Sampson's firm, Niche Recycling Inc., was incorporated in 1995 to administer the program for Anheuser-Busch, charging bar owners $100 a month for a crusher, training, and glass removal. Each crusher could reduce a bar's waste 78 percent, or by a trash bin's worth for every 30 cases of beer.
When Anheuser-Busch bowed out, Sampson said, he could not put together the financing to buy enough crushers - he figured he needed 200 - for a bottle-smashing venture of his own.
"Sweet dreams and flying machines in pieces on the ground," Sampson said matter-of-factly last week, quoting a James Taylor song.
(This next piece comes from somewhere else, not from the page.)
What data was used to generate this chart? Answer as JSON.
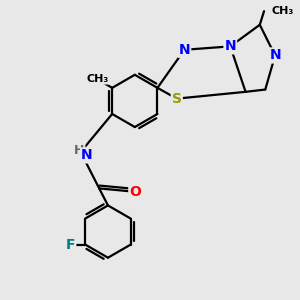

But he has gotten over it. He thinks he is onto something way bigger. And so, it seems, do some of the city's green-technology advocates.
On Oct. 28, Mayor Nutter announced that an $18,500 grant - one of three awarded under the Greenworks Pilot Energy Technology Program (G-PET) - would go to another Sampson entity, Niche Waste Reduction & Recycling Systems Inc.
The funding is intended to help Sampson and his partners modify a unique composting trash bin developed in Australia to meet U.S. regulatory requirements, said Jim Gambino, who heads energy and strategy programs for Ben Franklin Technology Partners of Southeastern Pennsylvania, a G-PET sponsor along with the city and Philadelphia Industrial Development Corp.
"It really engenders energy efficiency and the reduction of greenhouse gases," Gambino said, explaining why the project won funding.
The usually loquacious Sampson was unwilling to say too much about his latest trash obsession in an interview last week. He said he did not want others ripping off the idea before he and his associates had a chance to perfect their product and get it on the U.S. market.